Возможности ПЦР и методы оценки изменения последовательности ДНК

Возможности ПЦР и методы оценки изменения последовательности ДНК

Анализ с помощью ПЦР, включающий экспоненциальную амплификацию ДНК, совершил переворот в молекулярной биологии, и сейчас его широко используют для молекулярной диагностики болезней человека. В результате применения соответствующих полимераз и температурных циклов целевая ДНК размножается с образованием миллионов копий последовательности ДНК, находящейся между двумя праймерами.

Определение аномальной последовательности в дальнейшем можно проводить различным образом. Прямое выявление изменения последовательности ДНК — наиболее простой метод.

а) Прямое выявление изменений последовательности ДНК путем секвенирования

ДНК можно секвенировать и получить расшифровку последовательности нуклеотидов, а потом при сравнении с нормальной последовательностью ДНК (ДНК дикого типа) выявить мутации. Доступность дидеок-синуклеотидного секвенирования Сандера и автоматизированного капиллярного электрофореза позволяет рутинно секвенировать тысячи пар нуклеотидов геномной ДНК в течение нескольких часов. К настоящему моменту известны сотни генов, мутации в которых приводят к развитию менделевских заболеваний; в большинстве случаев возможна постановка точного диагноза путем прямого секвенирования.

Некоторые заболевания, чаще всего с рецессивным механизмом наследования, связаны с ограниченным количеством возможных мутаций — примером может служить кистозный фиброз.

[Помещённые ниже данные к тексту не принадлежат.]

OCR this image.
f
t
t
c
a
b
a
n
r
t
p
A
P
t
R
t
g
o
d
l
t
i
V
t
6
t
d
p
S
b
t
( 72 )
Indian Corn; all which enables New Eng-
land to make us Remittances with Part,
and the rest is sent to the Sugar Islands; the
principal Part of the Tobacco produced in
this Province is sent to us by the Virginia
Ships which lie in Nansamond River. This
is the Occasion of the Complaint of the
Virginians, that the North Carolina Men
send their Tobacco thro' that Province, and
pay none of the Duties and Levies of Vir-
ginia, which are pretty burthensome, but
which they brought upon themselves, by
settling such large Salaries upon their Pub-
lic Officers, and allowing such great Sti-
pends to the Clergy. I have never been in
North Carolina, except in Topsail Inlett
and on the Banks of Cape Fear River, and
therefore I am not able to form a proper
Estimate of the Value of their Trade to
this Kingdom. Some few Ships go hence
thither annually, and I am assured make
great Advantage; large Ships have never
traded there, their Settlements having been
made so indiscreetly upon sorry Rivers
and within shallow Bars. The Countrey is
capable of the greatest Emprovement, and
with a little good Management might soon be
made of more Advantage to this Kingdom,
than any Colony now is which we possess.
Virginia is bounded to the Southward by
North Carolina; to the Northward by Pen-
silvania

При многих других заболеваниях, особенно с доминантным механизмом наследования, мутации могут располагаться в любой области гена.

Трудности секвенирования ДНК для диагностики этих заболеваний связаны с трудоемкостью и дороговизной анализа таких больших генов. Например, ген, поражаемый при миодистрофии Дюшенна, содержит 79 экзонов, а ген FBN1, подвергающийся мутации при синдроме Марфана, — 65 экзонов; секвенирование всей последовательности этих генов может быть чрезвычайно затратным методом, учитывая современную методологию. К другим трудностям относят выявление изменений последовательности ДНК, значимость которых неизвестна и роль в патогенезе не подтверждена в связи с отсутствием функциональных данных.

Ситуация, однако, меняется с невероятной быстротой. Стремительно развивающиеся технологии сейчас позволяют проводить масштабные анализы последовательности герминативной ДНК и обеспечить в ближайшем будущем возможность рутинного секвенирования всего генома человека. Одним из методов для оценки последовательности большого количества генов или их частей является использование генных чипов (микрочипов). Короткие последовательности ДНК (олигонуклеотиды), комплементарные последовательности дикого типа и известным мутациям, распределяются на генном чипе в смежные ячейки, и тестируемая ДНК гибридизуется с чипами.

Перед гибридизацией пробы метят флуоресцентными красителями. Наиболее сильную гибридизацию (а следовательно, и флуоресцентный сигнал) дают те олигонуклеотиды, которые комплементарны последовательности дикого типа без мутаций (при наличии мутации гибридизация будет происходить с комплементарным мутантным олигонуклеотидом). Компьютерные программы могут очень быстро «декодировать» последовательность ДНК, состоящую из сотен тысяч нуклеотидных пар, по характеру флуоресцентного сигнала при гибридизации на чипе и определять потенциальные мутации. Наиболее захватывающим достижением к настоящему моменту является технология, называемая секвенированием нового поколения, которая заключается в проведении ПЦР в масляной эмульсии.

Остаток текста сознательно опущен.